Modeling and Analysis of a Feedstock Logistics Problem
Recently, there has been a surge in the research and application of "Green energy" in the United States. This has been driven by the following three objectives: (1) to reduce the nation's reliance on foreign oil, (2) to mitigate emission of greenhouse gas, and (3) to create an economic stimulus within the United States. Switchgrass is the biomass of choice for the Southeastern United States. In this dissertation, we address a feedstock logistics problem associated with the delivery of switchgrass for conversion into biofuel. In order to satisfy the continual demand of biomass at a bioenergy plant, production fields within a 48-km radius of its location are assumed to be attracted into production. The bioenergy plant is expected to receive as many as 50-400 loads of biomass per day. As a result, an industrialized transportation system must be introduced as early as possible in order to remove bottlenecks and reduce the total system cost. Additionally, we assume locating multiple bioenergy plants within a given region for the production of biofuel. We develop mixed integer programming formulations for the feedstock logistics problem that we address and for some related problems, and we solve them either through the use of decomposition-based methods or directly through the use of CPLEX 12.1.0.
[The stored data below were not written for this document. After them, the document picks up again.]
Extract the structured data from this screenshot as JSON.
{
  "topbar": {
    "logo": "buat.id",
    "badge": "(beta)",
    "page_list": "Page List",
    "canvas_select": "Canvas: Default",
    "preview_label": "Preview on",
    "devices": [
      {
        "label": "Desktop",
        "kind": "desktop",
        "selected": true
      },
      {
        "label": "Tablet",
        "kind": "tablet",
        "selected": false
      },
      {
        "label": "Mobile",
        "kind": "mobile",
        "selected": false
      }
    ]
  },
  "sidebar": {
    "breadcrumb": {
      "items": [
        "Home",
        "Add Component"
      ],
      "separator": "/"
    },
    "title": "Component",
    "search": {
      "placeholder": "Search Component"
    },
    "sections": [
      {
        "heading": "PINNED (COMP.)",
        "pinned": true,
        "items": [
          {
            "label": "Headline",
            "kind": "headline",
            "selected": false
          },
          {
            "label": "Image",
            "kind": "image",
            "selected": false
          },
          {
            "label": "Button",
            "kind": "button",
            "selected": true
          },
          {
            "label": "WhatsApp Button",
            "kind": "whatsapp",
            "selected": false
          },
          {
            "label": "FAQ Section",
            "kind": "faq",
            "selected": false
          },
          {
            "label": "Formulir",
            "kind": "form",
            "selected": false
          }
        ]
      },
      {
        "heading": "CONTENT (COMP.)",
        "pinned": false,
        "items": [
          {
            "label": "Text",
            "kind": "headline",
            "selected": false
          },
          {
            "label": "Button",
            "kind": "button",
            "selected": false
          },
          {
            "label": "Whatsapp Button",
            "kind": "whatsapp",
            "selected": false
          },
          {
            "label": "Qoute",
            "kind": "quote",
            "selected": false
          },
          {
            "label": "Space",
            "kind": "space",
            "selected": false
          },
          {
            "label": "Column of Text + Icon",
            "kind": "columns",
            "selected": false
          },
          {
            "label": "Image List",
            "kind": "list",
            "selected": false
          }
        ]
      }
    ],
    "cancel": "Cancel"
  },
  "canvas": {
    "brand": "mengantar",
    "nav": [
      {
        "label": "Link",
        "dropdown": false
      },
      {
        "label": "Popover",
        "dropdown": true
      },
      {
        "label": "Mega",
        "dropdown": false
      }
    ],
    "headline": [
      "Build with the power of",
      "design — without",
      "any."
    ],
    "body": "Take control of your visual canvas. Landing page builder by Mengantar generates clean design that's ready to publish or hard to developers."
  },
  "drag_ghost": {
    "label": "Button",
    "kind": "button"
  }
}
The feedstock logistics problem that we address spans the entire system-from the growing of switchgrass to the transporting of bio-crude oil, a high energy density intermediate product, to a refinery for conversion into a final product. To facilitate understanding, we present the reader with a case study that includes a preliminary cost analysis of a real-life-based instance in order to provide the reader appropriate insights of the logistics system before applying optimization techniques for its solution. First, we consider the benefits of active versus passive ownership of the production fields. This is followed by a discussion on the selection of baler type, and then, a discussion of contracts between various business entities. The advantages of storing biomass at a satellite storage location (SSL) and interactions between the operations performed at the production field with those performed at the storage locations are then established. We also provide a detailed description of the operations performed at a SSL. Three potential equipment options are presented for transporting biomass from the SSLs to a utilization point, defined in this study as a Bio-crude Plant (BcP). The details of the entire logistics chain are presented in order to highlight the need for making decisions in view of the entire chain rather than basing them on its segments.
We model the feedstock logistics problem as a combination of a 2-level facility location-allocation problem and a multiple traveling salesmen problem (mATSP). The 2-level facility location-allocation problem pertains to the allocation of production fields to SSLs and SSLs to one of the multiple bioenergy plants. The mATSP arises because of the need for scheduling unloading operations at the SSLs. To this end, we provide a detailed study of 13 formulations of the mATSP and their reformulations as ATSPs. First, we assume that the SSLs are always full, regardless of when they are scheduled to be unloaded. We, then, relax this assumption by providing precedence constraints on the availability of the SSLs. This precedence is defined in two different ways and, is then, effectively modeled utilizing all the formulations for the mATSP and ATSP.
Given the location of a BcP for the conversion of biomass to bio-crude oil, we develop a feedstock logistics system that relies on the use of SSLs for temporary storage and loading of round bales. Three equipment systems are considered for handling biomass at the SSLs, and they are either placed permanently or are mobile, and thereby, travel from one SSL to another. We use a mathematical programming-based approach to determine SSLs and equipment routes in order to minimize the total cost incurred. The mathematical program is applied to a real-life production region in South-central Virginia (Gretna, VA), and it clearly reveals the benefits of using SSLs as a part of the logistics system. Finally, we provide a sensitivity analysis on the input parameters that we used. This analysis highlights the key cost factors in the model, and it emphasizes areas where biggest gains can be achieved for further cost reduction.
For a more general scenario, where multiple BcPs have to be located, we use a nested Benders' decomposition-based method. First, we prove the validity of using this method. We, then, employ this method for the solution of a potential real-life instance. Moreover, we successfully solve problems that are more than an order of magnitude larger than those solved directly by CPLEX 12.1.0.
Finally, we develop a Benders' decomposition-based method for the solution of a problem that gives rise to a binary sub-problem. The difficulty arises because of the sub-problem being an integer program for which the dual solution is not readily available. Our approach consists of first solving the integer sub-problem, and then, generating the convex hull at the optimal integer point. We illustrate this approach for an instance for which such a convex hull is readily available, but otherwise, it is too expensive to generate for the entire problem. This special instance is the solution of the mATSP (using Benders' decomposition) for which each of the sub-problems is an ATSP. The convex hull for the ATSP is given by the Dantzig, Fulkerson, and Johnson constraints. These constraints at a given integer solution point are only polynomial in number. With the inclusion of these constraints, a linear programming solution and its corresponding dual solution can now be obtained at the optimal integer points. We have proven the validity of using this method. However, the success of our algorithm is limited because of a large number of integer problems that must be solved at every iteration. While the algorithm is theoretically promising, the advantages of the decomposition do not seem to outweigh the additional cost resulting from solving a larger number of decomposed problems.